GEREKÇE : Dava, YİDK kararının iptali istemine ilişkindir.
İnceleme, 6100 sayılı HMK’nın 355. madde hükmü uyarınca istinaf dilekçesinde belirtilen sebeplerle sınırlı olarak ve kamu düzenine aykırı hususların olup olmadığı gözetilerek yapılmıştır.
Dosya kapsamı, mevcut delil durumu ve ileri sürülen istinaf sebepleri dikkate alındığında mahkemenin vakıa ve hukuki değerlendirmesinde usul ve esas yönünden yasaya aykırılık bulunmadığı, davaya konu YİDK kararının davacıya 14.10.2016 tarihinde tebliğ edildiği, işbu davanın ise iki aylık hak düşürücü süre geçtikten sonra 16.12.2016 tarihinde açıldığı, söz konusu kararın davacının marka vekiline usulünce tebliğ edildiği ve davacı tarafça da ne dava dilekçesinde ne de sonraki aşamalarda söz konusu tebligatın usulüne uygun yapılmadığı ve karardan daha sonra haberdar olunduğuna ilişkin bir iddianın ileri sürülmediği, Yargıtay 11. Hukuk Dairesinin 10/03/2014 gün ve 2014/3072 E – 4547 K sayılı, 01/06/2015 gün ve 2015/2531 E – 7355 K sayılı emsal kararlarından anlaşılacağı üzere bu hususun dava şartı olduğu ve ilk derece mahkemesince kurulan hükümde bir isabetsizlik bulunmadığı anlaşılmakla, davacı vekilinin istinaf başvurusunun esas yönünden reddine dair hüküm kurmak gerekmiştir.

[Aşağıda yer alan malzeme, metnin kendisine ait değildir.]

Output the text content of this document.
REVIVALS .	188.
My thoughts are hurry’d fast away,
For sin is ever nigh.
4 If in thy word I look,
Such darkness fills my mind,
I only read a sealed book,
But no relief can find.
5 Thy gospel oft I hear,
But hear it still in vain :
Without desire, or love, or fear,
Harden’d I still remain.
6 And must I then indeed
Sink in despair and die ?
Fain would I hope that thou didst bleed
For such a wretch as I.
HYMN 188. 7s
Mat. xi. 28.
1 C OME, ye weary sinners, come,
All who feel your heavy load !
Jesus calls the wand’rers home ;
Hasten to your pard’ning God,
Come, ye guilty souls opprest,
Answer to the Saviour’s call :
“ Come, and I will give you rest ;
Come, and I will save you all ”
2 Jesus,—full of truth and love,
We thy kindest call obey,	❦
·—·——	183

HÜKÜM : Gerekçesi yukarıda belirtildiği üzere;
1-Davacı vekilinin istinaf başvurusunun HMK’nın 353/1-b.1 maddesi gereğince ESASTAN REDDİNE,
2-Alınması gereken 80,70.TL maktu istinaf karar ve ilam harcından, davacı tarafından istinaf başvurusunda yatırılan 59,30.TL istinaf karar ve ilam harcının mahsubu ile bakiye 21,40.TL’nin davacıdan tahsili ile hazineye irat kaydına,
3-İstinaf aşamasında davacı tarafından yapılan yargılama giderlerinin davacı üzerinde bırakılmasına,
4-İstinaf aşamasında duruşma açılmadığından taraflar lehine vekalet ücreti takdirine yer olmadığına,
Dosya üzerinde yapılan inceleme sonucunda oybirliği ile 31/03/2022 tarihinde HMK 361. maddesi uyarınca kararın tebliğinden itibaren iki hafta içerisinde temyiz yolu açık olmak üzere karar verildi.

GEREKÇELİ KARARIN YAZILDIĞI TARİH : 29/04/2022

Başkan Vekili

Üye

Üye

Katip

Bu belge 5070 sayılı Yasa hükümlerine göre elektronik olarak imzalanmıştır.